The best cold packs ever.

The Neulasta needs to be kept cold, so it’s shipped with three cold packs. These are the best cold packs I’ve ever owned. They stay frozen in the car for over 24 hours. Anyone want some? I get three new ones each time I get a shot!

Take out the cold packs, and what do you find?

The packaging for the shot.

The packaging for the shot.

The actual packaging for the shot. I should have put something in there for scale, but it’s about the size of my hand, while the box it comes in takes just about both arms to wrap around. No worries about this little thing getting broken in transit! While I appreciate what the shot does for me, I don’t appreciate how it makes me feel (fits right in there with the chemo). It’s the most painful shot I can remember having – along the lines of a tetanus shot – and then it makes my bones hurt for a couple of days. But, eyes on the prize – the chemo is working on shrinking that tumor down to nothing.




Glad that week is over

Sometimes I hope, when I’m writing down all my symptoms, that next time will be easier because I’ll know what to expect. Sadly, it doesn’t seem to be the case. This was a hard week for me. Tuesday was probably the worst. Not only did my whole body hurt from my Neulasta shot (just feel that bone marrow growing. Too bad it’s growing in an enclosed space – inside my bones!), but my throat hurt whenever I swallowed. I felt like I was in Bill Cosby’s tonsillitis sketch. The internal monologue would go something like this:

BRAIN: Hello, throat. How’s it going?

THROAT: Oh, I’m just fine, thanks.

BRAIN: OK, then, the mouth seems to need to swallow. Can you do that for us?

THROAT: No thanks, I’m good.

BRAIN: No really. We need a swallow here.

THROAT: Oh, alright. POW!!! FLAMES IN THE THROAT!!! MAJOR PAIN!!! Um, can we not do that again anytime soon.

BRAIN: Sure, no problem. Sorry about that.

It’s really hard to go to sleep when every time you swallow, the pain from your throat wakes you up. Normally with a sore throat, I’d load up on the vitamin C, drink a bunch of honey and lemon tea, and gargle with salt water before bed. Don’t want to mess up the chemo drugs, so the vitamin C is out  and my chemo-altered taste buds are telling me that honey and lemon tastes nasty, so we’re down to gargling with salt water. At least it didn’t make me nauseous. By the next morning, nothing hurt near as badly, but I did need a morning nap to make up for all the sleeping I didn’t do the night before.

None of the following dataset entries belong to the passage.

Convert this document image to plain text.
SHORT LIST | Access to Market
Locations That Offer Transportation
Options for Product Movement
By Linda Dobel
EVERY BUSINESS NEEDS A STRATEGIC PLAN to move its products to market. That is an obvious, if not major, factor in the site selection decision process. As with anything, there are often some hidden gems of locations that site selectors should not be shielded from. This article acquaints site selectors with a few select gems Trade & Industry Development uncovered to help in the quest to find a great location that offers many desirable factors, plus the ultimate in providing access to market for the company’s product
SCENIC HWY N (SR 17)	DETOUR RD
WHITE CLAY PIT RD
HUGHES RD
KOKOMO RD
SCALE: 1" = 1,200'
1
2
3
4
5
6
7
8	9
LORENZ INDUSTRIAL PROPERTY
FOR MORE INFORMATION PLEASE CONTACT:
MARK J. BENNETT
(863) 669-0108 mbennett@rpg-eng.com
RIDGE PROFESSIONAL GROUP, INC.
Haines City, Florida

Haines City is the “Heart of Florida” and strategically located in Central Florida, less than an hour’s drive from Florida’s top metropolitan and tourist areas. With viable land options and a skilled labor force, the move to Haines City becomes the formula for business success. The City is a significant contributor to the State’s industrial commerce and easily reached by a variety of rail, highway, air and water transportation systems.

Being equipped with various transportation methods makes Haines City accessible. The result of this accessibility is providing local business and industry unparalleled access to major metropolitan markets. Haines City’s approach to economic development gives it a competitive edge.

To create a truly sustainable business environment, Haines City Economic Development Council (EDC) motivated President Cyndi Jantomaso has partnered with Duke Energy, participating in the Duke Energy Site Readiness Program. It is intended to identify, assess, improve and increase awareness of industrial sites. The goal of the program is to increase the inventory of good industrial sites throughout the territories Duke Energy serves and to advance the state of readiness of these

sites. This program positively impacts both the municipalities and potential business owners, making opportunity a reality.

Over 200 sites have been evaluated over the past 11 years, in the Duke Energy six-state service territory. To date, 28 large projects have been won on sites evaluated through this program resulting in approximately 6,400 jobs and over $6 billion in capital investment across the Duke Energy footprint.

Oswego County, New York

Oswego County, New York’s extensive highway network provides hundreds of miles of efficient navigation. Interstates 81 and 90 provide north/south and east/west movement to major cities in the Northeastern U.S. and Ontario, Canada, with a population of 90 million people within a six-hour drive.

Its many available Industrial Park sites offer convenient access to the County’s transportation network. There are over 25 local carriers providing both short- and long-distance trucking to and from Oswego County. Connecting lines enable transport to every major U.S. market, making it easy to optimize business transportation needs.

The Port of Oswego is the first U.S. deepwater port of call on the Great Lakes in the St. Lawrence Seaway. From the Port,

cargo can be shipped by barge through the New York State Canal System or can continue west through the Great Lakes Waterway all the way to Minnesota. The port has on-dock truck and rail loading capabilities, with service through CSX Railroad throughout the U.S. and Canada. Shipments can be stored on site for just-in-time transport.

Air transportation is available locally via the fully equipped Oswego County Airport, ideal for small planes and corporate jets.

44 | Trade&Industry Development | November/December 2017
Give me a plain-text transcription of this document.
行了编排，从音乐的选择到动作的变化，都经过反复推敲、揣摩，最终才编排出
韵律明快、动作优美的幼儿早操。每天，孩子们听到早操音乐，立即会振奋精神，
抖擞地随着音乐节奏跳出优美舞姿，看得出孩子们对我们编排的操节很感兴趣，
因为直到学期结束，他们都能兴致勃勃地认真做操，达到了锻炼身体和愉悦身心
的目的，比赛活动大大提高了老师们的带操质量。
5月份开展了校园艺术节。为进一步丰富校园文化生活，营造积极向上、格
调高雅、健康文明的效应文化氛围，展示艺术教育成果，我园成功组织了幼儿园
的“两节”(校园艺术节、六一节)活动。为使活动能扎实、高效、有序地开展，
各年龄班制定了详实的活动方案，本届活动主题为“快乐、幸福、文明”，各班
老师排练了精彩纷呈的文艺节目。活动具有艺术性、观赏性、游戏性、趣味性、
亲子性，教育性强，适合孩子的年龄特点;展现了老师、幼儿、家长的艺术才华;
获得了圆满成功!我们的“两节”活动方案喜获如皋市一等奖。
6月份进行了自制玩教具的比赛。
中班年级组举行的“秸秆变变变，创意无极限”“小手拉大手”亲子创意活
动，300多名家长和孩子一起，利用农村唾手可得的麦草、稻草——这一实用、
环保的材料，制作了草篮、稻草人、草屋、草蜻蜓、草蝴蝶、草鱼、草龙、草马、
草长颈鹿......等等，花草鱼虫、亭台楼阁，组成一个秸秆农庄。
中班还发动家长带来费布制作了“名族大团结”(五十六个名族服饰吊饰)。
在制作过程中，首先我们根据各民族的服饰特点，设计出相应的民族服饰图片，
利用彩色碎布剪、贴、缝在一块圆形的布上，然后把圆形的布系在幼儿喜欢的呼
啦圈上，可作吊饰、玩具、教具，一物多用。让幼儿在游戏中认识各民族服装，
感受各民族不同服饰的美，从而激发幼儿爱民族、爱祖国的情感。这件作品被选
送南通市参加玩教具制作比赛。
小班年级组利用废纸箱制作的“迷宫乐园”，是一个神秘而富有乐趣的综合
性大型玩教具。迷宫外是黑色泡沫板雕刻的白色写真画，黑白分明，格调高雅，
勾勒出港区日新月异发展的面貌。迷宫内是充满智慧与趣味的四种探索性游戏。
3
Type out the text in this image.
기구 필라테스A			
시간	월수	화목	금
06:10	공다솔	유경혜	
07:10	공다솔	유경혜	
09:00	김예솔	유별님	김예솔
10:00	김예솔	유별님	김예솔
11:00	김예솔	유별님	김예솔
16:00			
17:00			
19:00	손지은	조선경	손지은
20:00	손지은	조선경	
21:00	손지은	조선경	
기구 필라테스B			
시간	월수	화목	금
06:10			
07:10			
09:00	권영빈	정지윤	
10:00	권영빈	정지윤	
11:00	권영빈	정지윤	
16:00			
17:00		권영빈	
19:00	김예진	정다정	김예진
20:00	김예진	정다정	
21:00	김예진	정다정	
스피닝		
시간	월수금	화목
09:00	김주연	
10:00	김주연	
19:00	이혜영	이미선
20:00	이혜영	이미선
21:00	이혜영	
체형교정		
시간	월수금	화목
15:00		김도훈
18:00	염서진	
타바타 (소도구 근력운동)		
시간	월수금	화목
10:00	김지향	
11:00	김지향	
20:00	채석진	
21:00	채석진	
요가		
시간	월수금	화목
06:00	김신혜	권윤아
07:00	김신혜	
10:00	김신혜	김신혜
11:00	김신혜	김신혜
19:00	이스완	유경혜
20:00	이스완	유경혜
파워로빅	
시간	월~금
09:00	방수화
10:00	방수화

Friday, the day after another infusion, brought its own set of trials and tribulations. It seems that the Venofer is affecting mostly my mouth, so everything tastes off. This was extremely frustrating to me because I was hungry, but nothing I ate tasted good. Not everything tastes bad, but it all feels wrong in my mouth. Even my lemony water wasn’t cutting it anymore. Gatorade had gone back to tasting like spit, but plain water was nasty and tea was worse. I probably got a little dehydrated because I had to force myself to drink and eat all day. By the end of the day I was biting my tongue to keep from snapping at everyone.

Even now, a few days later, my mouth is still not back to normal. Eating is just not enjoyable, even when I’m hungry and my husband makes tasty meals. The good news is I have one more infusion, and then I’m done. I should be able to maintain my iron levels with diet once the Venofer brings them back up to normal levels. Always have to find the bright side, right?